Em agosto de 2011, os pesquisadores encontraram-se em Gotemburgo, na Suécia, para discutir as atividades relacionadas à carne de laboratório, coordenar suas pesquisas e conseguir financiadores.
Para produzir um hambúrguer suculento e comercializável a partir das tiras de células pálidas dentro de dez, 15 anos, seriam necessários mais de mil funcionários, organizados numa rede mundial, estima Post. E muito dinheiro. Se conseguir provar com seu proto-hambúrguer que a ideia funciona, então as verbas começarão a entrar, espera o pesquisador.
Cada vez mais reações positivas
Diante de Post há um hambúrguer de verdade e uma placa de Petri com a solução nutritiva para a carne de laboratório. Com seu método, seria possível cultivar um bife inteiro no laboratório, diz. O princípio básico é sempre o mesmo, e valeria também para carne de ave ou de porco.
A atitude da opinião pública com relação a seu projeto já mudou muito. "Antes a primeira reação costumava ser: 'Urgh! Ninguém irá comer isso!'. Hoje, muitos dizem: 'Sim, faz sentido buscarmos alternativas para a carne. Vamos ver quais são as vantagens!'", conta Post.
A seu ver, são três as principais vantagens. "O modo como produzimos carne é muito ineficiente. Porcos e bois como as principais fontes de carne têm um índice de conservação biológica de apenas 15%. Precisamos cultivar muita proteína vegetal para alimentar os animais e obter uma quantidade relativamente pequena de proteína animal."
Para obter um quilo de carne, um boi precisa de sete quilos de ração – geralmente grãos. A soja também é utilizada, causando muitas vezes o desmatamento de florestas. De acordo com um estudo da Universidade de Oxford, cerca de um terço da colheita de grãos acaba no estômago do gado, em vez de alimentar a população dos países em desenvolvimento.
"Desse jeito, não conseguiremos abastecer a população mundial com alimentos de qualidade", afirma Post com convicção. "E a criação de gado é um fardo para o meio ambiente. Os animais consomem muita água e terra. Setenta por cento da superfície cultivada no mundo é ocupada por gado. Além disso, o consumo de energia é enorme. Os animais emitem uma parte substancial das substâncias que contribuem para o aquecimento global."
Luxo ou salvação
O problema principal é o gás metano. Uma vaca arrota a cada 40 segundos, e, mais do que uma reação digestiva, trata-se de um enorme fardo para o clima global. Cada vaca produz 250 litros de metano por dia – gás 23 vezes mais poluente que o CO2. O efeito das cerca de 1 bilhão de vacas no mundo é devastador. A criação de gado é responsável por cerca de um quinto dos gases do efeito estufa.

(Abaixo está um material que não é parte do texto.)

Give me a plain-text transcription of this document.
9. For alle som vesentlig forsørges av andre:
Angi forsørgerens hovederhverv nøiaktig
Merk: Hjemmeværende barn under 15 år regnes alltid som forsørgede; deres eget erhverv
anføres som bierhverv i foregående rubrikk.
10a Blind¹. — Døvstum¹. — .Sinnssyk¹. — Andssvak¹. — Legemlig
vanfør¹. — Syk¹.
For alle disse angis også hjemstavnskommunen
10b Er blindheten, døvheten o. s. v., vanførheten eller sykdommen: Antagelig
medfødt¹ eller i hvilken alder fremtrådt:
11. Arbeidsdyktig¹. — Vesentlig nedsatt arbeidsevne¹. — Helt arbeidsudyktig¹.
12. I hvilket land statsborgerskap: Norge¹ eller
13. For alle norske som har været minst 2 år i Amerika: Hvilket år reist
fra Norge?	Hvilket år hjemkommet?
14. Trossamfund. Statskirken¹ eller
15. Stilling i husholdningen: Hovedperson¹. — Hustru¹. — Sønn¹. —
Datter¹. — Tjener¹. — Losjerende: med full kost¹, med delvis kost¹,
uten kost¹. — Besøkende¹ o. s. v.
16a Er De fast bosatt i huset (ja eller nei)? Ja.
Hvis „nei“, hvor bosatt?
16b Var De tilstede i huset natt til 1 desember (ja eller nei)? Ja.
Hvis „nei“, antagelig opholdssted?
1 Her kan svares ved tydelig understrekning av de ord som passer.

Encontrar outras fontes de proteína seria um alívio não apenas para o meio ambiente. "Queremos mostrar sob que condições os animais vivem e morrem. Uma sociedade desenvolvida não pode mais aceitar isso. Também sabemos que, com a criação intensiva de gado, surgem doenças e epidemias entre os animais, o que por sua vez leva à necessidade de usar antibióticos", considera Post.
Post não é vegetariano e está ciente de que, para muitos, o consumo de carne faz parte do estilo de vida ocidental. Em muitas regiões, um pedaço de carne suculento no prato é sinal de fartura. De acordo com um prognóstico da Organização das Nações Unidas para Agricultura e Alimentação (FAO), o consumo de carne dobrará para 460 milhões de toneladas ao ano até 2050. Mas nosso planeta não suportaria isso.
Mas a questão é: quem consumiria a carne de laboratório? Seria um produto de moda para benfeitores abastados ou uma contribuição para a luta contra a fome no mundo? Para o pesquisador holandês Post, trata-se de uma pergunta interessante, que gera intenso debate.
"Pode-se servir a nichos de mercado e oferecer todos os tipos de carne possíveis. Mas minhas ambições são um pouco mais altas. Meu interesse principal é fazer algo mais eficaz do que a carne que conhecemos hoje", afirma o cientista. Assim, a carne in vitro ajudaria também a combater a fome no mundo. E é justamente esse o objetivo de Post.